Broyde was replaced as rabbi of the Young Israel of Toco Hills in 2008, with the congregation electing Rabbi Adam Starr, a fellow graduate of Yeshiva University’s Rabbi Isaac Elchanan Theological Seminary. Broyde maintained an increasingly prominent role on the international Orthodox scene after that time through his published scholarship, his role as an authority on specific matters of Orthodox Jewish law, and by serving as a rabbinical court judge on the largest rabbinical court in the United States, the Beth Din of America. Eighteen months ago he was named one of the top 50 rabbis in America. Broyde is also a law professor at Emory University’s law school, where he is also a senior fellow at the university’s Center for the Study of Law and Religion; Emory’s law school is ranked 19th in the United States by U.S. News & World Report.
But Broyde resigned his role as a judge on that rabbinical court and faced a significant diminution in his rabbinic reputation when reporting by The Jewish Channel in mid-2013 revealed his use of multiple rabbinic identities to join rival rabbinic groups, obtain access to their internal correspondence, write to scholarly journals touting his own work, and engage in numerous internet discussions. Broyde’s conduct was described by the then-president of the Rabbinical Council of America, Rabbi Shmuel Goldin, as “extremely disturbing.” TJC’s subsequent reporting found that Broyde had provided false claims of rabbinic ordination for one of his rabbinic identities and that Broyde had many connections with another fabricated character, an 80-year-old scholar named David Keter, who had been used to provide false evidence that would buttress Broyde’s published scholarship. An Emory University investigation into the latter declared, “the Committee did not find evidence to substantiate the allegations that Professor Broyde created the Keter pseudonym,” though TJC’s reporting showed that the university’s investigators did not attempt to contact the man who had the most interaction with Keter, editor of the scholarly journal Tradition, Rabbi Shalom Carmy.
In the months since, Broyde’s name has occasionally popped up in news reports, finding that Broyde’s biography continued to claim he was a judge on the Beth Din of America. As recently as this past winter, Broyde was still listed as an instructor of rabbinical judge candidates at an institution Broyde founded, the Atlanta Dayanut Institute.
The new synagogue Broyde is leading, which has been temporarily named the New Toco Shul, is launching without a permanent rabbi, according to an announcement from the synagogue’s president, Yaacov Freedman, a producer at the TV network HLN. Instead, it is being led by a “Rabbinic Vaad” that consists of Broyde and two colleagues who are both rabbis and also affiliated with Emory University. Rabbi Don Seeman is a former assistant rabbi to Broyde and is an associate professor of religion at Emory; according to dozens of sources, Seeman has been a vocal advocate for Broyde within Emory, the Orthodox rabbinate, and the Atlanta Jewish community. Rabbi Shlomo Pill is a PhD candidate in Broyde’s law and religion department at Emory’s law school, and a graduate of Broyde’s rabbinical judge training program.

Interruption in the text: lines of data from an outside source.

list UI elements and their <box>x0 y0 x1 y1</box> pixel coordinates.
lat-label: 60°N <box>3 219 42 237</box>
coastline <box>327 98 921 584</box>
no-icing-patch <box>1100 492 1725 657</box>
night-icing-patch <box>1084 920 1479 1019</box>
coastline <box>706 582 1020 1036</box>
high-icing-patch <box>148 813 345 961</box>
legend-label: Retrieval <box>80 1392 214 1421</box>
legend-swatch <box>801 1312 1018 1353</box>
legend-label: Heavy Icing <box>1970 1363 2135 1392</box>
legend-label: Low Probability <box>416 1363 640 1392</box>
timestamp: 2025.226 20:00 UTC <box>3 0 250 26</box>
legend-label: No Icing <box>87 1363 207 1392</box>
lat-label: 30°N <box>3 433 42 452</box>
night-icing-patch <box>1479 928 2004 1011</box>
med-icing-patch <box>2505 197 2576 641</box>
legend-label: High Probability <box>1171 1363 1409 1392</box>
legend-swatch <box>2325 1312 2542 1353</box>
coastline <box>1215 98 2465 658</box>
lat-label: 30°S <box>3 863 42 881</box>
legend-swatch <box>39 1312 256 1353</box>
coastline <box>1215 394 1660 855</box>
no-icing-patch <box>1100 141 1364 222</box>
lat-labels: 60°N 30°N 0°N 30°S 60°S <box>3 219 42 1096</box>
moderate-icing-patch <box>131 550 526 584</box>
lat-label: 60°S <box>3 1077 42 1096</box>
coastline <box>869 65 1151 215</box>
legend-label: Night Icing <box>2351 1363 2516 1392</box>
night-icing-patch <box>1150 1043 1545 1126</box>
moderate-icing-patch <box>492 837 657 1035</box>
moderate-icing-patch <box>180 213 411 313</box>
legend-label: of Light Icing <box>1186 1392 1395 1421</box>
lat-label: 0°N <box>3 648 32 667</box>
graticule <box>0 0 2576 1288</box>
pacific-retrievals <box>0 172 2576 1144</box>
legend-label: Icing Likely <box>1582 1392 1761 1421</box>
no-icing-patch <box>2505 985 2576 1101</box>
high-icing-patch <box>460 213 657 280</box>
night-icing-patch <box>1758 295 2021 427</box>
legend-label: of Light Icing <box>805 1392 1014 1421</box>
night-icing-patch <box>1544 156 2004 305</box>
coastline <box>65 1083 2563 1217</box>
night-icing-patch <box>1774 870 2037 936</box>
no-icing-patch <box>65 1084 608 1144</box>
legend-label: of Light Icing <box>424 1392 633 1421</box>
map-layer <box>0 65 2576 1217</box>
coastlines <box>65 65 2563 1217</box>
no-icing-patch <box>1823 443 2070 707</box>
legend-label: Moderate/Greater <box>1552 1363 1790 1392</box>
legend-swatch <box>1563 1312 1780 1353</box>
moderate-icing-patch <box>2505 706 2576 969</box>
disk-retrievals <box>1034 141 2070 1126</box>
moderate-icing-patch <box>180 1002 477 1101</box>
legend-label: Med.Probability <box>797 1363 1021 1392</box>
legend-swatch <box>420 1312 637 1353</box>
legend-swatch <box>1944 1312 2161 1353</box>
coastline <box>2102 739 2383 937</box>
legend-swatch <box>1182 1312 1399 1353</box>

The synagogue’s announcement declared that it will apply for membership in the largest Orthodox synagogue membership association, the Orthodox Union, “once a permanent board of directors is elected.” The synagogue’s holiday schedule lists four classes to be taught by Broyde in the coming month, two by Pill, and one by Seeman.
The synagogue’s interim board includes a staff writer at the local Jewish newspaper, the Atlanta Jewish Times, Suzi Brozman, and local community members Akiva Gimpelevich, Mordechai DeLuca, Ilana Gimpelevich, Jodi Lewis Lipsitz, and Rhondda May.
The synagogue’s building, a private home, is owned by Miriam and Izahk Abramov, according to Dekalb County property records, and was listed for sale in September of last year for $269,000, according to Zillow.com.